The rapid rise in the exchange rate of the dollar against the Egyptian pound stirred fears about a new “wave of high prices,” amid recent government measures to reduce the in-kind support provided to citizens.
On Monday, the dollar exchange rate in Egyptian banks crossed the 49-pound barrier, reaching 49.62 pounds at the end of the day, an increase of nearly one pound compared to Sunday.
Experts believe the reasons for the rise in the dollar value varied between “regional tensions” and the “violent shock” in global markets.
Egypt said it has switched to a flexible exchange rate system, a policy that the International Monetary Fund (IMF) said last week remains “the basis of the program adopted by its authorities.”

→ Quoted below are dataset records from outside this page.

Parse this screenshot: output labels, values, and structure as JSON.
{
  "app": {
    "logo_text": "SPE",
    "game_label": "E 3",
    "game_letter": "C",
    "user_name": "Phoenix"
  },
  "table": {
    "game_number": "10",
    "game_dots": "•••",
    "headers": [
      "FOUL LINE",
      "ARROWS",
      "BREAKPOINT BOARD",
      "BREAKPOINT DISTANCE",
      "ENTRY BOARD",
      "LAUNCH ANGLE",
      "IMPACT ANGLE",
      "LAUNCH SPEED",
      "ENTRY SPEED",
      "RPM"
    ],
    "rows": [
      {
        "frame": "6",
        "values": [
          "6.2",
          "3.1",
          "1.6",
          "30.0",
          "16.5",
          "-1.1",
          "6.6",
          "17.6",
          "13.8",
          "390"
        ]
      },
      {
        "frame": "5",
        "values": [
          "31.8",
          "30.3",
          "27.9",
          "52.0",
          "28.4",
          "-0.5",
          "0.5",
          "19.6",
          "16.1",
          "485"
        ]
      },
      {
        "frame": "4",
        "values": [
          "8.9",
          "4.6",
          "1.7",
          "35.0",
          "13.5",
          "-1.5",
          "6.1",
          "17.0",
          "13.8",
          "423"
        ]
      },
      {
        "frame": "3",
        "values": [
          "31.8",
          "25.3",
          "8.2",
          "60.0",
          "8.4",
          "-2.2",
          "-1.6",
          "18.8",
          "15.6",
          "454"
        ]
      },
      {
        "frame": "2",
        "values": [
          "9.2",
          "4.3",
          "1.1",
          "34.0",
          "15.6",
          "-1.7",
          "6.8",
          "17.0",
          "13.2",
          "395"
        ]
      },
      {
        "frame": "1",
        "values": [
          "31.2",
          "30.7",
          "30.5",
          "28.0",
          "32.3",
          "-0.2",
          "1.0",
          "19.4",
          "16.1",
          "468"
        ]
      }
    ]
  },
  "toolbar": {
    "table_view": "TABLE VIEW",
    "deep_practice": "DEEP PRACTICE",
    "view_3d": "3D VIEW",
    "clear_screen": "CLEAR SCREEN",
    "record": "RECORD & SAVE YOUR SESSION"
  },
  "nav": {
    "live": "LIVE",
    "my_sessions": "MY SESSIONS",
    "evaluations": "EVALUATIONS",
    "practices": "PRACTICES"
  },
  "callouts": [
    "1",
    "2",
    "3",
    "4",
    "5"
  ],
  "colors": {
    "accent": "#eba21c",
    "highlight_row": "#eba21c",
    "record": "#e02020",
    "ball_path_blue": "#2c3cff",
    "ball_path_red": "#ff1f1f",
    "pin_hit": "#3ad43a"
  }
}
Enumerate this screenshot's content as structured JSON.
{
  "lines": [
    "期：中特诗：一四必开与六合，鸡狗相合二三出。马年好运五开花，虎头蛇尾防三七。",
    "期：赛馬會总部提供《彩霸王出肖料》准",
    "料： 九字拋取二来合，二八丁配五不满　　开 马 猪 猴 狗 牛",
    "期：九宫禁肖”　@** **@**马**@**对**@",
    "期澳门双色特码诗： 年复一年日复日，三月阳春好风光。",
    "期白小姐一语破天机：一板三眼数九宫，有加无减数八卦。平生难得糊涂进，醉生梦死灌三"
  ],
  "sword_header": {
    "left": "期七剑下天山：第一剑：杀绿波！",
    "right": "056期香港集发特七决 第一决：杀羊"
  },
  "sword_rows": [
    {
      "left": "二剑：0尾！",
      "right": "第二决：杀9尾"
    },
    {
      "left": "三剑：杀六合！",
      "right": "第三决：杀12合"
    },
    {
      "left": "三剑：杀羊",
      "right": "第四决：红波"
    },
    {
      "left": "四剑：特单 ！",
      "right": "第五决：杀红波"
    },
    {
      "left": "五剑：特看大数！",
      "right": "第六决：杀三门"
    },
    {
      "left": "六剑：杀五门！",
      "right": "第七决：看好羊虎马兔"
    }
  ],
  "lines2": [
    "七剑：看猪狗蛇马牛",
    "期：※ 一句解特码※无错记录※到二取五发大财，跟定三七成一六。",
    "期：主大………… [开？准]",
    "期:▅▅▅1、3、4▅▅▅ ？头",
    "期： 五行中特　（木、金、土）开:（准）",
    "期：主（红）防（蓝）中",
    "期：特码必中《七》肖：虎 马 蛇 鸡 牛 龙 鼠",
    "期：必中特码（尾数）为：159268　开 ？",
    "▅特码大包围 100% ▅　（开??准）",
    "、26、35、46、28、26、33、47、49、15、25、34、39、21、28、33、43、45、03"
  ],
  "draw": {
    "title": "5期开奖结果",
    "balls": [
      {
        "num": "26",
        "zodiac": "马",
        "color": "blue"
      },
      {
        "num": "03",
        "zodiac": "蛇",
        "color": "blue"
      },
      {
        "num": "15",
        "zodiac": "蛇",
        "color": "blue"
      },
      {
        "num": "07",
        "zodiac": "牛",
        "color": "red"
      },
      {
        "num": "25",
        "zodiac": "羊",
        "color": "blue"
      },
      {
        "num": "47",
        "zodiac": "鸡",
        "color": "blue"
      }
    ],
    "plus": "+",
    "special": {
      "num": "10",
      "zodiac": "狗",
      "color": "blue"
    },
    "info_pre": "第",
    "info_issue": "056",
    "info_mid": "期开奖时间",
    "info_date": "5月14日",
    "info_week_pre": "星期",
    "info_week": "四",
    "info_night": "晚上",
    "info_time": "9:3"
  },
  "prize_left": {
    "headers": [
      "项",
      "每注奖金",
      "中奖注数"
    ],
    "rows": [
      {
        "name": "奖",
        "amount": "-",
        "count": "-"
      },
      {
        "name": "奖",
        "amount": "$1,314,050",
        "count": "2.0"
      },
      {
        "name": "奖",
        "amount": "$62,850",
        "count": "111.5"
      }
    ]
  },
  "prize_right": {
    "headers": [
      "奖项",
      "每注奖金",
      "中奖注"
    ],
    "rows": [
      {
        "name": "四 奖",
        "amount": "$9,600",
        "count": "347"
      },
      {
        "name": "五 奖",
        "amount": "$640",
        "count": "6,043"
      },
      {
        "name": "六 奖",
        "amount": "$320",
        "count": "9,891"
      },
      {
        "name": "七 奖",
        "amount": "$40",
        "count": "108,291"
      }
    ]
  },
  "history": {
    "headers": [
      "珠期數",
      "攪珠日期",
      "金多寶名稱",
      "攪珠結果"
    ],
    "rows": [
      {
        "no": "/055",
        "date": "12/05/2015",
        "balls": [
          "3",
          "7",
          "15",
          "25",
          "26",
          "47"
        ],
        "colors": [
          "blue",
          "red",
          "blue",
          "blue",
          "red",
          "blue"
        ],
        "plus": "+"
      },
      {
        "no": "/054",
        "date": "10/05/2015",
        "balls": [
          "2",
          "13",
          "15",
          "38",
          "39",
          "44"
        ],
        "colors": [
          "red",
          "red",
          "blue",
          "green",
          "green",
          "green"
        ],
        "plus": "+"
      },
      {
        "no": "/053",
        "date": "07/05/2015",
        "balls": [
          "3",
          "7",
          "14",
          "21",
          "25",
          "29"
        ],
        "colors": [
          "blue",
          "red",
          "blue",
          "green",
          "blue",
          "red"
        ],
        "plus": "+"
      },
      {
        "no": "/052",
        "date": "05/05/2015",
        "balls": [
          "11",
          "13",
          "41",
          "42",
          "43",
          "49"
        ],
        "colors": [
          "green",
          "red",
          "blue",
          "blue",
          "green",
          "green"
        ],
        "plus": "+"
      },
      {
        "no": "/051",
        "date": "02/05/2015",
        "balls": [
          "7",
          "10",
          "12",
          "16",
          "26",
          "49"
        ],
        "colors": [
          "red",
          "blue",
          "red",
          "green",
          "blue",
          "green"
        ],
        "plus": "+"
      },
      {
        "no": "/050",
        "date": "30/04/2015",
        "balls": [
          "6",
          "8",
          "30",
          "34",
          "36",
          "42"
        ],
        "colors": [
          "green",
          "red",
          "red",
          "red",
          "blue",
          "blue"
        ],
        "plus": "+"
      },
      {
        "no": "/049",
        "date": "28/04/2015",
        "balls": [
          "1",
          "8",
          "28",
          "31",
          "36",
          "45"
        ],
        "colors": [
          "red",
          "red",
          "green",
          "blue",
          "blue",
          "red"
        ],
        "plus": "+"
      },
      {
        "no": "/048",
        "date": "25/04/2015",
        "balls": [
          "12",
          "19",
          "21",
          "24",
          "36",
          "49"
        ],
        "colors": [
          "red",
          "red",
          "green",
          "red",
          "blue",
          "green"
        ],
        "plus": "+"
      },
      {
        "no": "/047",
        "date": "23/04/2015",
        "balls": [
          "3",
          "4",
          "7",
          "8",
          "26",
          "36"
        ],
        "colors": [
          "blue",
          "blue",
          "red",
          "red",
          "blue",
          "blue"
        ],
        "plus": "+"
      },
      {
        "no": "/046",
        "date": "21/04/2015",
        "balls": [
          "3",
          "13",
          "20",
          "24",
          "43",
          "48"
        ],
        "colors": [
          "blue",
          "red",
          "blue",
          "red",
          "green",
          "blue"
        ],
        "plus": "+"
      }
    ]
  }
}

Economic Expert Dr. Wael Al-Nahhas expected the rise in the dollar exchange rate to have an impact on prices in Egyptian markets.
In remarks to Asharq Al-Awsat, he said: “In addition to the violent shock that global markets have been witnessing for days, some foreign investors who had bought treasury bills from the Central Bank of Egypt withdrew their money.”
In July, the Egyptian government implemented new hikes in metro and railway fares that ranged between 25 to 33 percent, a week after a decision to raise fuel prices (gasoline and diesel) by 15 percent. The government also intends to increase electricity prices.
Economic Expert Dr. Rashad Abdo said in remarks to Asharq Al-Awsat that the price fall of the Egyptian currency against the dollar did not exceed 2 percent, which is not a “disturbing” percentage.
However, the ongoing political tensions in the region will lead to “economic turmoil that will affect the rise in prices,” he noted.